Yes, pricing in the real world is really complex. Monopoly power and price discrimination guarantee that. The printer companies (and there are only, what, two of them?) make sure their cartridges are incompatible, and then make their money on them. This is "measure-the-use" price discrimination: higher prices for heavier users, who probably have less elastic demand. In this version, at least the poorer users are probably the ones who benefit. Apple has arguably a better operating system, at least for certain purposes, and surely a better tech support system, at least for consumers, and people are willing to pay for that. Product differentiation gives Apple market power, so the premium is probably too high to be efficient.I understand why the pharma companies do what they do.

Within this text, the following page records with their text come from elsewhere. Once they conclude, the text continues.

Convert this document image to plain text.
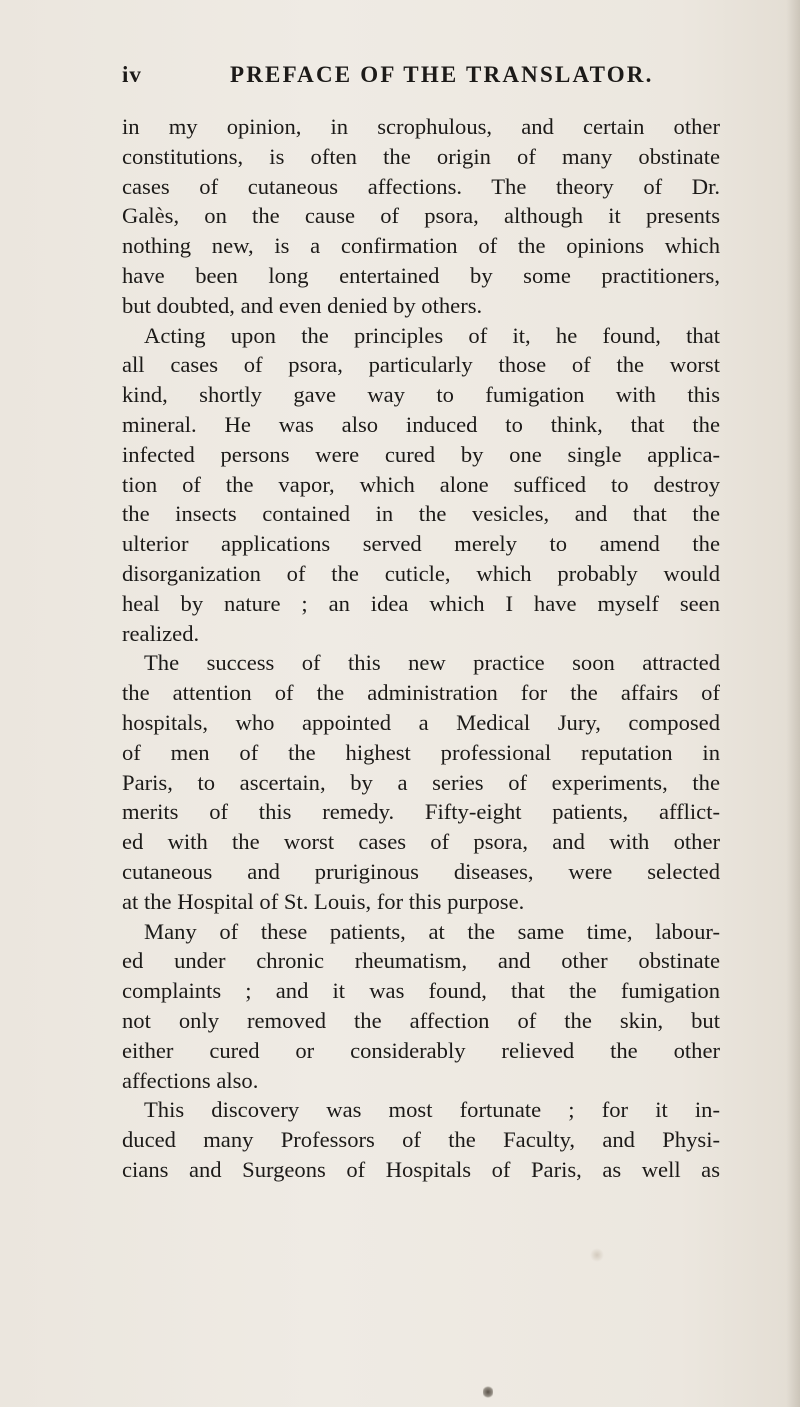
iv	PREFACE OF THE TRANSLATOR.
in my opinion, in scrophulous, and certain other
constitutions, is often the origin of many obstinate
cases of cutaneous affections. The theory of Dr.
Galès, on the cause of psora, although it presents
nothing new, is a confirmation of the opinions which
have been long entertained by some practitioners,
but doubted, and even denied by others.
Acting upon the principles of it, he found, that
all cases of psora, particularly those of the worst
kind, shortly gave way to fumigation with this
mineral. He was also induced to think, that the
infected persons were cured by one single applica-
tion of the vapor, which alone sufficed to destroy
the insects contained in the vesicles, and that the
ulterior applications served merely to amend the
disorganization of the cuticle, which probably would
heal by nature ; an idea which I have myself seen
realized.
The success of this new practice soon attracted
the attention of the administration for the affairs of
hospitals, who appointed a Medical Jury, composed
of men of the highest professional reputation in
Paris, to ascertain, by a series of experiments, the
merits of this remedy. Fifty-eight patients, afflict-
ed with the worst cases of psora, and with other
cutaneous and pruriginous diseases, were selected
at the Hospital of St. Louis, for this purpose.
Many of these patients, at the same time, labour-
ed under chronic rheumatism, and other obstinate
complaints ; and it was found, that the fumigation
not only removed the affection of the skin, but
either cured or considerably relieved the other
affections also.
This discovery was most fortunate ; for it in-
duced many Professors of the Faculty, and Physi-
cians and Surgeons of Hospitals of Paris, as well as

But is there a case to be made that it's right from any point of view except the companies'? I don't think so. It's not efficient, in the economists' technical sense of the term. I don't see it has humane, since it denies help to people based on an inefficiently high price. It contributes to all the cost and access problems of our ridiculous healthcare system.There have been many proposals to reform it. For example, some have suggested that the government pay a large bounty to a company for every drug it gets through the approval process. It could be prorated and paid as each stage is successfully completed. But there are lots of ways to do this. Any of them would be better than what we have now.Price discrimination is prima facie evidence of monopoly power, which is growing in our society. As it grows, it impoverishes the middle and working classes. Monopoly wouldn't be so bad if there were still the sense (as there was in the 50s and 60s) that we are all in this together, and that as productivity grows and technology advances, the benefits should be widely spread. It would be better too if there were a sense that it's not really fair to charge different people different prices for the same good. But all of that is gone, and our economy and our society are falling apart as a result.You see, this touches a really sore spot for me too.John
Hey, I don't want to leave you with the impression that I like the current drug pricing system. I don't. But I disagree with you that "Any [funding system reform] would be better than what we have now." You have to be careful in making changes - there are lots of potential unintended consequences. See the flu vaccine example in my earlier post. I also think that we the public have to be aware that in a lot of instances medical innovations (including drugs) just cost a lot of money. If "we" want the innovations "we" have to pay for them. Of course the problem is who is "we". In our current environment "we" often tends to mean "someone else, not me (but it's gotta be there in case I or someone dear to me really needs it!)." So the basic problem is human selfishness - we're sinful, how surprising! What I think is different now from the '50's and '60's is that we now have a well-established political movement whose major message is that selfishness is good and that it's those who need material help who are sinful, shiftless, lazy, etc. That said, sometimes material needs result from people making unwise or just plain sinful "lifestyle choices". Like getting Hepatitis C, which can now be cured by one of those exorbitantly expensive new drugs (see the NYT article). Most people get hepatitis C from illegal drug use. It sort of sticks in my craw that "we" should pay for medical treatment for the consequences. I feel the same way about treatment for head injuries for those who choose to ride motorcycles without helmets (legal here in PA - economic and other insanity). Doubtless you could come up with similar examples from your own life, some of which might hit pretty hard for me. Related, though not obviously: We had a really good study of Generous Justice by Tim Keller this past year. I learned a lot, mostly from the Scriptures that we studied. One that really hit home to me was Job 31, which I ended up thinking of as "God wants it all." That is, both personal purity AND generosity to the widow, orphan, sojourner, etc. All for now - read the NYT article cited in the earlier post, if you haven't already - I think you'd find it interesting.